In turn, this establishes a basis for the expectation of an enhanced value through a higher probability of success of the Immuno-oncology trials.
Mitigating Risk Revenue Optimisation in Oncology CRO Clinical Trials
When incorporating biomarker stratification in drug development, large pharma companies dislike potentially excluding patients who may derive benefit from the population being treated. Since individual cancers can have multiple triggers or be generated through tumour evolution, targeting a single biomarker is not the perfect predictor of initial or durable response.
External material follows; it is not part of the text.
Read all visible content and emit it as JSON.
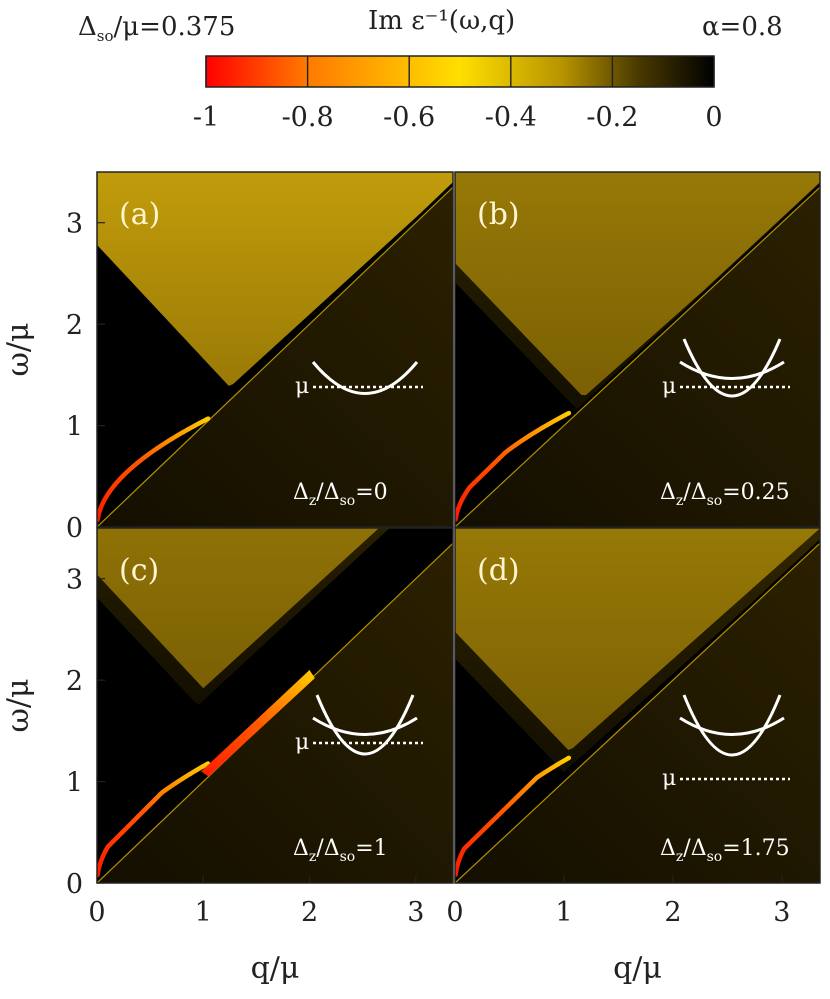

To reduce the risk of non-response a high cut-off can be set for the biomarker. However, this could come at the price of excluding some responders from the group being treated. This kind of outcome is undesirable for the pharma company whose goal is to ensure the most effective treatment is delivered to every patient.
Pharma companies have utilised two methods to meet this challenge. In the first method, they adopt a very low cut-off for the biomarker measurement so as to exclude the least number of potential patients. This approach can be successful when in situations where previous studies have indicated that many patients respond strongly to the drug treatment.
The other strategy which some pharma companies adopt is to enrol a broad population in the oncology CRO clinical trial but perform an adequate biomarker-based analysis of the subgroup.
This approach could lead to approval based on an analysis of the sub-group if the primary endpoint isn’t achieved in the broader population.
Since trials in an unstratified population tend to be bigger than the ones using a biomarker-guided enrollment, such an approach requires a larger investment in clinical development. However, it significantly enhances value by increasing the likelihood of trial success and concomitantly preserving the possibility of its utilisation for the larger population.